沈洛蹲下捡起一块石头砸鬼魂宦官身上的锁链,院前站着的宫女们以为她是在凿坑。“我不会去的。”鬼魂宦官再次表明,停下画了一半的破碎镜子。
“今天该是我们最后一次见面,无论成败,你都不会再见到我。”沈洛说。鬼魂宦官意味深长看了她一眼,不知是幽怨还是不信。“你最好走得了,秦纯不会...”她砸断锁链,眼神笃定。
“临走前我有个好奇,康爰翁主说送过你一个礼物是什么?”她问。鬼魂宦官一笑。“殿下说看我被困在井边怪可怜的,就让我变得更像传说的鬼。”
“原来如此!”沈洛想到去珧满宫那天轩瑷脸上的笑容。
宫外传来悠扬的玉笛声,音色像极在别院山谷听到的。“找到啦!”秦焉公主兴奋拿海螺晃动,说完放耳边听。

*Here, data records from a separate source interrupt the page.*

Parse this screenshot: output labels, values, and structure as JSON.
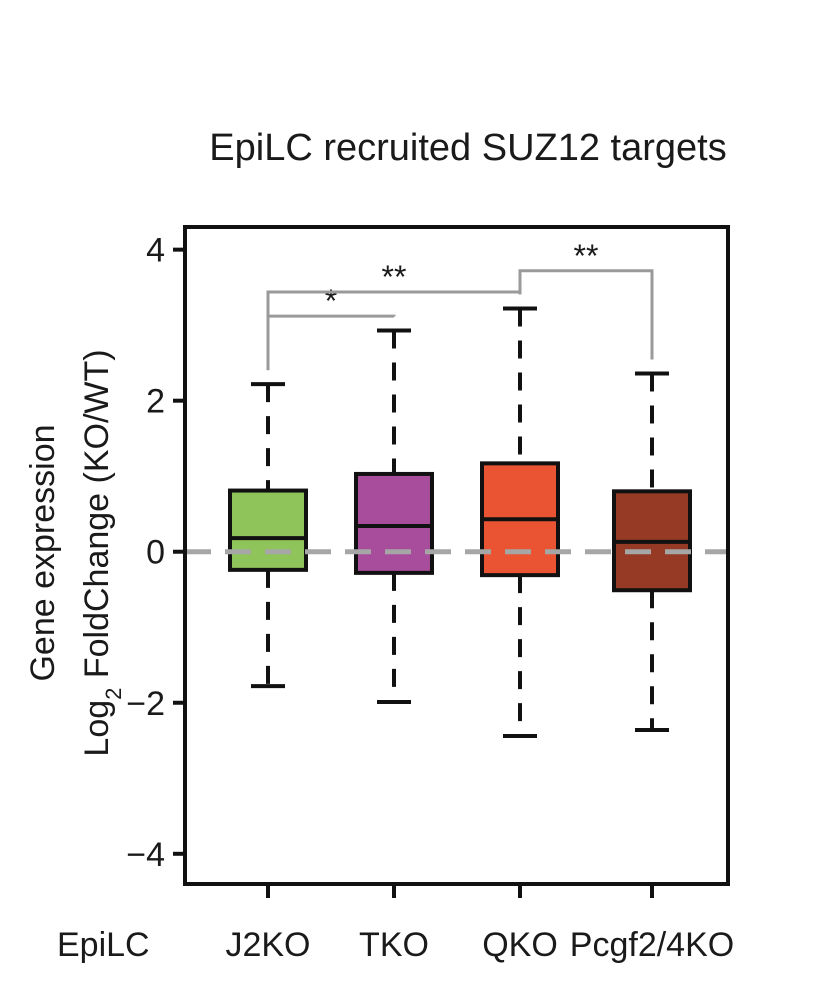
{
  "chart_data": {
    "type": "box",
    "title": "EpiLC recruited SUZ12 targets",
    "ylabel_line1": "Gene expression",
    "ylabel_line2_prefix": "Log",
    "ylabel_line2_sub": "2",
    "ylabel_line2_suffix": " FoldChange (KO/WT)",
    "xprefix": "EpiLC",
    "ylim": [
      -4.4,
      4.3
    ],
    "yticks": [
      4,
      2,
      0,
      -2,
      -4
    ],
    "ytick_labels": [
      "4",
      "2",
      "0",
      "−2",
      "−4"
    ],
    "reference_line": 0,
    "categories": [
      "J2KO",
      "TKO",
      "QKO",
      "Pcgf2/4KO"
    ],
    "boxes": [
      {
        "category": "J2KO",
        "whisker_low": -1.78,
        "q1": -0.24,
        "median": 0.18,
        "q3": 0.81,
        "whisker_high": 2.22,
        "color": "#8fc45a"
      },
      {
        "category": "TKO",
        "whisker_low": -1.99,
        "q1": -0.28,
        "median": 0.34,
        "q3": 1.03,
        "whisker_high": 2.93,
        "color": "#a74d9b"
      },
      {
        "category": "QKO",
        "whisker_low": -2.44,
        "q1": -0.31,
        "median": 0.43,
        "q3": 1.17,
        "whisker_high": 3.22,
        "color": "#ea5432"
      },
      {
        "category": "Pcgf2/4KO",
        "whisker_low": -2.36,
        "q1": -0.51,
        "median": 0.13,
        "q3": 0.8,
        "whisker_high": 2.36,
        "color": "#963a26"
      }
    ],
    "significance": [
      {
        "from": 0,
        "to": 1,
        "y": 3.12,
        "label": "*"
      },
      {
        "from": 0,
        "to": 2,
        "y": 3.44,
        "label": "**"
      },
      {
        "from": 2,
        "to": 3,
        "y": 3.72,
        "label": "**"
      }
    ]
  }
}
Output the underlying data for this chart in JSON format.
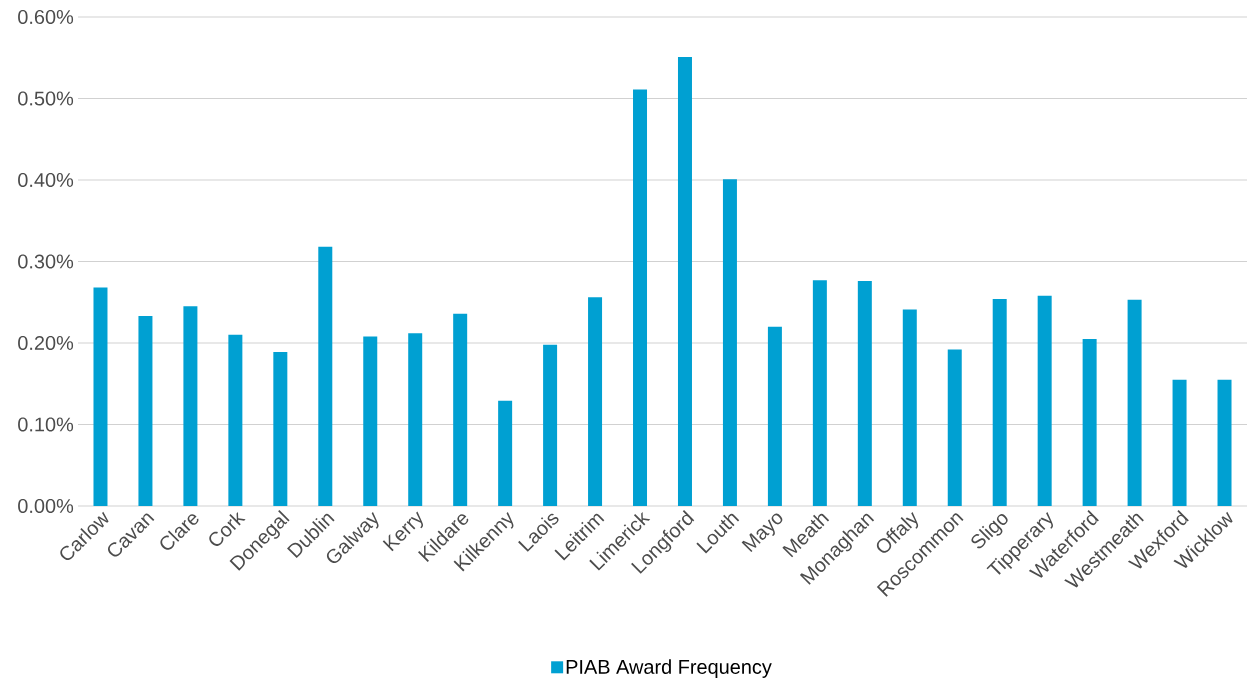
{
  "chart_data": {
    "type": "bar",
    "categories": [
      "Carlow",
      "Cavan",
      "Clare",
      "Cork",
      "Donegal",
      "Dublin",
      "Galway",
      "Kerry",
      "Kildare",
      "Kilkenny",
      "Laois",
      "Leitrim",
      "Limerick",
      "Longford",
      "Louth",
      "Mayo",
      "Meath",
      "Monaghan",
      "Offaly",
      "Roscommon",
      "Sligo",
      "Tipperary",
      "Waterford",
      "Westmeath",
      "Wexford",
      "Wicklow"
    ],
    "series": [
      {
        "name": "PIAB Award Frequency",
        "color": "#00a0d2",
        "values": [
          0.268,
          0.233,
          0.245,
          0.21,
          0.189,
          0.318,
          0.208,
          0.212,
          0.236,
          0.129,
          0.198,
          0.256,
          0.511,
          0.551,
          0.401,
          0.22,
          0.277,
          0.276,
          0.241,
          0.192,
          0.254,
          0.258,
          0.205,
          0.253,
          0.155,
          0.155
        ]
      }
    ],
    "ylim": [
      0,
      0.6
    ],
    "yticks": [
      {
        "value": 0,
        "label": "0.00%"
      },
      {
        "value": 0.1,
        "label": "0.10%"
      },
      {
        "value": 0.2,
        "label": "0.20%"
      },
      {
        "value": 0.3,
        "label": "0.30%"
      },
      {
        "value": 0.4,
        "label": "0.40%"
      },
      {
        "value": 0.5,
        "label": "0.50%"
      },
      {
        "value": 0.6,
        "label": "0.60%"
      }
    ],
    "grid": "y",
    "legend": "bottom"
  }
}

“小心!”鬼魂宦官提醒。一名近侍宫女面白若僵尸,双手直朝沈洛脖子掐去。
第117章 元旦晚宴(五)
一
沈洛回头看见神色大变的近侍宫女朝她而来,慌忙起身要逃被近侍宫女扑倒在地。周围尖叫声此起彼伏,院门附近几名宫人同一名白脸宦官扭打起来,秦焉公主也被一名近侍宫女抢过海螺砸头,其他宫女慌忙护住。
扑倒沈洛的近侍宫女力大无穷,沈洛拼了命也挣脱不开,她拿手中的石头砸近侍宫女的手臂、后背,近侍宫女却无感痛觉,狠狠掐住她的脖子。
“扯掉她身上令牌!”鬼魂宦官提醒。
沈洛惶急之中摸触不到结绳,快要呼吸不上之际,一股力量从心底涌上,她重新抓起石头砸近侍宫女的脑袋,砸中耳朵时,近侍宫女手上动作明显滞缓,她趁机挺身将近侍宫女反扑在地,安娴也跑过来帮忙。
沈洛扯下近侍宫女腰间令牌,近侍宫女瞬间僵直不动,遂爬站起身来大口喘气。冬日空气寒烈刮喉,沈洛眼前一度漆黑,有些站立不稳。
“娘子没事吧?”安娴问。沈洛摆了摆手,体内溢散兴奋。此时,宫人们也把其他发狂的近侍宫人制伏,学沈洛扯下他们腰间令牌。
秦焉额头鼓了好大一个包,出乎意料地没哭。“去看各门都锁好没?”公主惊魂未定吩咐近旁宫女,随即又指派一名宦官说:“快去宣室,禀告娘亲。”
秦焉提到宣室,所有人都感到毛骨悚然。宦官没有立即动身,而是转头看向沈洛,一时间大家都看向沈洛。
沈洛呼吸稍微平顺,环视众人说:“大家不必害怕!青阳王殿下已察觉令牌有异,方才离开正是去调遣护卫队,相信很快就会回来平息混乱。”她语气甚是镇定。
“宣室殿御前侍卫没有佩戴令牌,他们装备精良,武艺高超,对付发狂宫人轻而易举,皇上和慧妃有他们保护,无须担心!况且还有凌雪心女侠在,我是在《雪心传》里读过类似故事,才知取下令牌能制伏发狂者,凌女侠经验丰富,定能带领侍卫从容应对。”
鬼魂宦官在一旁冷笑。
“现在,溆映宫要做的是保持冷静,如公主殿下所说先检查各个宫门是否关好?各派两人持棍、绳、铃看守,遇事摇铃相告,其余人到前殿集中。”她吩咐赶来的宫女姑姑,“这三人先用绳索捆缚放一处看守,此病可能会有严重的后遗症,宫中混乱结束前不得松绑。”
宫女姑姑领命。
就在众人稍松一口气时,沈洛指了先前秦焉吩咐的宦官及另外两名高大的宦官,“就由我们四人到宣室回禀皇上。”说完,她心跳为之加快,神色仍保持镇定。安娴惊愕万分,靠近低声说:“殿下希望娘子留在溆映宫里等他回来。”
“那时宣室尚未出事。”沈洛压声说。“知晓令牌之事的人只有我们,我不能置宣室宫人安危于不顾,再则纯皇子也需有人里应外合。”
“你不是要走?”鬼魂宦官冷冷道。“宣室有凌雪心,你何不趁此机会跑去太医院,齐允、秦澈都在那儿。”